Margarita era una gran lectora. Su mesita de luz estaba siempre cubierta de libros que se renovaban con frecuencia. Tenía por costumbre leer de a dos o tres libros a la vez. Los cuentos cortos y las novelas de carácter histórico eran su pasión. También había en la casa varias versiones de diccionarios de la lengua española y enciclopedias de los más variados temas. Estos libros eran consultados con gran asiduidad. Ante la menor duda, – ¿cómo se escribe tal palabra?- o -¿en qué año nació Borges?-, surgía la urgente compulsión de aclararla, y allí estaban los diccionarios y las enciclopedias para hacerlo.
Margarita a los cincuenta años todavía mantenía en su mirada un brillo juvenil. Nunca se ocupó de cuidar su cuerpo, era delgada, de cabello claro y lacio, algo desgarbada al caminar. No se casó, ni tuvo hijos, pero como bien dice el refrán “a quien Dios no le da hijos, el Diablo le da sobrinos”, contaba con los hijos de su hermana para cumplir con el adagio. Desde joven cultivaba con placer su gusto por la lectura. Sus sobrinos admiraban su adoración por los libros. Sabían de antemano en cada cumpleaños, navidad, reyes u otro acontecimiento similar, que el presente que recibirían de la tía Margarita, sería un libro.
Todo cambió con la llegada de la notebook a su casa, regalo de sus queridos sobrinos.
La primera preocupación fue asignarle un lugar. Con la aprobación de la familia quedó instalada en el mismísimo centro del escritorio. Le dijeron que para aprender a manejarla nada mejor que -¡usarla… usarla… y usarla a diario!-
– ¿Y, si presiono una tecla equivocada y borro algo importante? -, preguntaba con temor.
– ¡No te preocupes, no pasa nada!-, contestaban los sobrinos sonriendo.
Lentamente fue perdiendo el miedo y se acopló a la máquina. Con el paso del tiempo iba descubriendo virtudes de la tecnología informática que había llegado a su casa.

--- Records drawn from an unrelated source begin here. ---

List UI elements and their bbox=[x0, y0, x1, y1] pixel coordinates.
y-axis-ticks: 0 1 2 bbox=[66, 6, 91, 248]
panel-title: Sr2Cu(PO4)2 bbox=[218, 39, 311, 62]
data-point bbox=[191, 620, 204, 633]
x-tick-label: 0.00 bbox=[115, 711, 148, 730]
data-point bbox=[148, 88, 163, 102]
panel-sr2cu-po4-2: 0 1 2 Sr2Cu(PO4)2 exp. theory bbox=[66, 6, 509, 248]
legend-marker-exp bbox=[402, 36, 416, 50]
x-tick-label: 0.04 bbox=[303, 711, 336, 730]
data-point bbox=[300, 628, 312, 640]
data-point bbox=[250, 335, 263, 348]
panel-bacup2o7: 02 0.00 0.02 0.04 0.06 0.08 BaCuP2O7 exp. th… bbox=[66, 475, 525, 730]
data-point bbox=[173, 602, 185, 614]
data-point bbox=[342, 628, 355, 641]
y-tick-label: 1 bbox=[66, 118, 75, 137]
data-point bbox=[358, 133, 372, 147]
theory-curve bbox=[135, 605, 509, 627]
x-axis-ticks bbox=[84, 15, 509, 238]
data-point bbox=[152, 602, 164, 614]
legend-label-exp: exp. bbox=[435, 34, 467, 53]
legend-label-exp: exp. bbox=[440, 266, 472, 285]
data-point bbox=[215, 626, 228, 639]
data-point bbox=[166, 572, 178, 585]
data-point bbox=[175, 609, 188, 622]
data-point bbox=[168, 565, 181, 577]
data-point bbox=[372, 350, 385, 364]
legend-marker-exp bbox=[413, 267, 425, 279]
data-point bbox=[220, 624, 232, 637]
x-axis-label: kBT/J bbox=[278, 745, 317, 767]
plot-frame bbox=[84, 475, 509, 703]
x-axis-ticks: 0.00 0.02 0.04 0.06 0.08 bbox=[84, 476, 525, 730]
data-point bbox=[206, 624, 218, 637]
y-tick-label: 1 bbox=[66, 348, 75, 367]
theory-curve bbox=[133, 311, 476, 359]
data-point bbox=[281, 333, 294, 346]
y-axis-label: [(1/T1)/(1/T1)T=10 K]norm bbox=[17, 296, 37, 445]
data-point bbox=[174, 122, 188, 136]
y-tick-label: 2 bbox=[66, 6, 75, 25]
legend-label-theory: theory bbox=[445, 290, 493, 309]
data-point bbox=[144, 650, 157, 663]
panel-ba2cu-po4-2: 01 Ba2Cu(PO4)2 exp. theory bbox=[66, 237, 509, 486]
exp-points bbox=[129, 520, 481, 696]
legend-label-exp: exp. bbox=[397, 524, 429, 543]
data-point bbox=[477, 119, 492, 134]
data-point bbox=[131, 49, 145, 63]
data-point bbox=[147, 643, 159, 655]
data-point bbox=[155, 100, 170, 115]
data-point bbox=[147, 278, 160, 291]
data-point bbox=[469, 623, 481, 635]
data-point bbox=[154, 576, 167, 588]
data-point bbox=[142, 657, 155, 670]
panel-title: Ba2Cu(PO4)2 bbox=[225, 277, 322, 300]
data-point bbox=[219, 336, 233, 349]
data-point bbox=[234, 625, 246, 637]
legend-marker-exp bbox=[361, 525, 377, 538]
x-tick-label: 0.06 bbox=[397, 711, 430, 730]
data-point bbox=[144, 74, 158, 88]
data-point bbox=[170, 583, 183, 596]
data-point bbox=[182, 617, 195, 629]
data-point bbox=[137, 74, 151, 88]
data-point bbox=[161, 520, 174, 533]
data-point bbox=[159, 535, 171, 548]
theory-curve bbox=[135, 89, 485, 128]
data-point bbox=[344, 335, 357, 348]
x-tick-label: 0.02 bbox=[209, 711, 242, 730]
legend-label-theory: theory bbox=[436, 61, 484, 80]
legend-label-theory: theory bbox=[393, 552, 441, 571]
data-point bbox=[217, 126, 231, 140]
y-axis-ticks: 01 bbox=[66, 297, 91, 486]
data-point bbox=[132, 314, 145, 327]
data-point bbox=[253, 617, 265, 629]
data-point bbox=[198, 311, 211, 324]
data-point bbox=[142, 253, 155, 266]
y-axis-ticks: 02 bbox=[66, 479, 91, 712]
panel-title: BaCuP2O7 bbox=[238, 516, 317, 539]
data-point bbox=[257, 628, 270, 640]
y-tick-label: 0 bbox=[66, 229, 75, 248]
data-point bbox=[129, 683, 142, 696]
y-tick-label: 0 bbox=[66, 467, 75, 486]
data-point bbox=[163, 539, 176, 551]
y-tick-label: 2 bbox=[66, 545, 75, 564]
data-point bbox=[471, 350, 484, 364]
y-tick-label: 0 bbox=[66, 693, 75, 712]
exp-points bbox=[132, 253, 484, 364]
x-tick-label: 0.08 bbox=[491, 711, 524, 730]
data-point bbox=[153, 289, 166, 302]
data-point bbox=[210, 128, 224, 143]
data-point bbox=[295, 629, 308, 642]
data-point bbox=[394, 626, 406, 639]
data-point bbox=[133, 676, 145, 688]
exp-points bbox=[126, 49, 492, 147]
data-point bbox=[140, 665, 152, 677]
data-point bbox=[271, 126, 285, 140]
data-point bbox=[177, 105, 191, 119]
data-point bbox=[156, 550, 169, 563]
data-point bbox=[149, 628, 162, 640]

Descubrió que podía, con la sola instalación de distintos programas, leer todos los libros que quisiera. Escribir y borrar, sin lápices ni gomas. Aclarar dudas nada más que haciendo una pregunta en voz alta. – ¡Sí, esa máquina sabía escuchar y contestar al instante! -. Podía hacer las compras del super eligiendo los productos en las góndolas virtuales. Podía saludar y ver a sus sobrinos a través de la camarita incorporada. Podía estar conectada con el mundo permanentemente. Podía leer el diario, ver programas de TV o películas. Podía estar al día de las últimas novedades. Podía hacer todo lo que quisiera sin moverse de su casa.
Margarita pasaba cada vez más horas sola, sentada al frente de su notebook. Había engordado un poco, su cabello lucía más ralo, su espalda más corva, sus ojos, enrojecidos por la continua exposición a la luz de la pantalla, habían perdido su brillo. Los diccionarios y las enciclopedias fueron llevados al cuarto de trastos viejos. Su mesa de luz se vació de libros.
Cierto día, mientras esperaba la consabida conexión a internet, vio que la pantalla de la notebook había comenzado a titilar. Aparecían recuadros con mensajes que no llegaba a leer porque eran reemplazados, en forma vertiginosa, por otros. Empezó entonces a tocar alternativamente uno y otro botón en el teclado, después casi todos simultáneamente. La danza de carteles no cesaba. No entendía que estaba ocurriendo. Recordaba haber actualizado todos los antivirus el día anterior. Empezó a sentir nauseas, la cabeza le daba vueltas, los ojos se le obnubilaban, las piernas y las manos se agitaban con un temblor fino y doloroso. Quiso incorporarse pero no pudo, no lograba sacar su mirada de la pantalla ni sus manos del teclado. Una sensación de angustia le oprimía la garganta, se asfixiaba. Definitivamente la tecnología la había atrapado con hilos invisibles en su trama de internet. La succionaba hacia la web. Sentía y veía su cuerpo desvanecerse hasta desaparecer.
Finalmente la pantalla de la notebook quedó fija indicando que comenzaba la sesión, pero Margarita ya no estaba.
La tecnología informática había llegado y se quedaría para siempre.